Gestion : La capacité de gestion et l’efficacité seront améliorées par l’assistance technique, la formation, de meilleurs outils de communication, etc.
Evaluation et recherche : Le suivi, l’évaluation et l’analyse des résultats devront être renforcés pour garantir la transparence, garantir le bon usage des crédits et pour stimuler la recherche. »
C’est donc une profonde mutation de la Pac qui se trouve engagée. Cependant, ce deuxième pilier ne mobilise pour le moment encore qu’une faible partie des ressources, dont une part très minime pour l’économie rurale autre qu’agricole. Les débats récents en sont la preuve : un long chemin reste à faire, même si l’accord financier entre la France et l’Allemagne semble assurer le financement de la Pac jusqu’en 2013.

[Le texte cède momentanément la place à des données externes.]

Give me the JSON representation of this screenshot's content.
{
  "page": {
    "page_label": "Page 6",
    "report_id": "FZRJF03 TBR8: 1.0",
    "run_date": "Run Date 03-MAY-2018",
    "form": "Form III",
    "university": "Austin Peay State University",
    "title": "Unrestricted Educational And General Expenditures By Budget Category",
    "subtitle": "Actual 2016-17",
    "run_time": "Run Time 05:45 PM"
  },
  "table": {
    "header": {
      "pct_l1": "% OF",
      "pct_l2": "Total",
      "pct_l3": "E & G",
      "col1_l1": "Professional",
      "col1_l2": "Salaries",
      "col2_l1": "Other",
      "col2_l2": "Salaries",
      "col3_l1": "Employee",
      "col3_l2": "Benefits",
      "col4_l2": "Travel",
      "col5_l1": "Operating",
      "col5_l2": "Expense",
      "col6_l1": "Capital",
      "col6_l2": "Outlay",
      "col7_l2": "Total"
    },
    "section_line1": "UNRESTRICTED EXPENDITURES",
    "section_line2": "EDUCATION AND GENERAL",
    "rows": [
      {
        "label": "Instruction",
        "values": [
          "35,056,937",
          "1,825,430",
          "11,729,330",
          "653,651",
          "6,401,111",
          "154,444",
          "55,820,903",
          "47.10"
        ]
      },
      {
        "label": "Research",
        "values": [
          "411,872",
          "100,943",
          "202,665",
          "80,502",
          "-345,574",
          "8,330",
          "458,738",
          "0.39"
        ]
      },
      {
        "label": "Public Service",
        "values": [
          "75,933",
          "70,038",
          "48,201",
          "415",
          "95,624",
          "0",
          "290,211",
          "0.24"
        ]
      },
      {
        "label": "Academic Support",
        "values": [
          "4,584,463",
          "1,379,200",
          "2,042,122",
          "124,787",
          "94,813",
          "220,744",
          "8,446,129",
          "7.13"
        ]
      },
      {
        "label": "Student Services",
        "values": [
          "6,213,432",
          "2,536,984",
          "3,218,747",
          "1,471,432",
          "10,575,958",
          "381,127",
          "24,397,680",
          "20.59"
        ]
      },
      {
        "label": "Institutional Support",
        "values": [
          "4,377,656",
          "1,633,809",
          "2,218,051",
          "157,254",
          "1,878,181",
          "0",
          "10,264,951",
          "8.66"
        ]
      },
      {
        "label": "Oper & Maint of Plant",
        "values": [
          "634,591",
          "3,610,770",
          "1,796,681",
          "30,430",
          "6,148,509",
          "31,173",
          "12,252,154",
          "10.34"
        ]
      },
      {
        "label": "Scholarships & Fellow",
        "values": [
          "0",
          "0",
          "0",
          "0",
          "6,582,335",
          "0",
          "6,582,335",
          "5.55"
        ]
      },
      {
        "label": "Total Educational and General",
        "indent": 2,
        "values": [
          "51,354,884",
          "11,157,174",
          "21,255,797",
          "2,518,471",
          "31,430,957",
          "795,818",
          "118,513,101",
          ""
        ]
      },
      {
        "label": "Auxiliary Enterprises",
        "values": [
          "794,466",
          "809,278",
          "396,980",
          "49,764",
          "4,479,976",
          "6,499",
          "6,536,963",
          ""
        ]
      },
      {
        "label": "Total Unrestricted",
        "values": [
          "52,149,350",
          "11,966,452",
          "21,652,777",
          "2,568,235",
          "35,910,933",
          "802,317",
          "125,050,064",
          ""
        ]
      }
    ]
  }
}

Quelle agriculture voulons-nous ? Une agriculture subventionnée à l’exportation, continuant à mettre en difficulté les agricultures du « Sud » ? Une agriculture à haute valeur ajoutée, susceptible de répondre aux préoccupations de qualité, de sécurité alimentaire, d’authenticité ? Faut-il « découpler » les aides à la production, c’est-à-dire ne plus les lier au volume de production ? Comment évaluer et rémunérer les « services » offerts par les agriculteurs à la société – environnement préservé, écosystèmes entretenus, patrimoine et paysages mis en valeur ? Ces questions sont au cœur des débats sur les « contrats territoriaux d’exploitation », dispositif aujourd’hui amendé et repris sous l’intitulé « contrat d’agriculture durable ». Enfin, au delà de l’agriculture, comment accompagner le développement d’activités diverses, faciliter l’installation de populations, permettre aux habitants de disposer des services nécessaires et éviter le départ des jeunes ?
Les enseignements de Leader sont riches dans tous ces domaines : ils montrent que l’on peut aujourd’hui faire confiance aux territoires, leur donner les moyens de mettre en valeur leurs potentialités et de miser sur la diversité de l’Europe rurale. D’un « second pilier » encore timide, l’Europe peut passer à une réelle « politique rurale territoriale européenne ». Ce sera un enjeu de « l’Agenda 2007 » (qui définira la politique européenne jusqu’à 2013). L’Europe peut promouvoir un nouveau modèle rural, ancré dans l’histoire, mais aussi facteur de modernité, répondant aux aspirations citoyennes de qualité, d’identité, de durabilité. Ce modèle intéresse tous
les pays de l’Union, mais il est aussi porteur d’espérance et d’avenir, preuve en est l’intérêt qu’il suscite dans d’autres pays de la Méditerranée, d’Amérique latine et d’Asie.
Yves Champetier
1 / Le Fonds européen de développement régional (Feder), le Fonds social européen (FSE) et la section orientation du Fonds européen d’orientation et de garantie agricole (Feoga).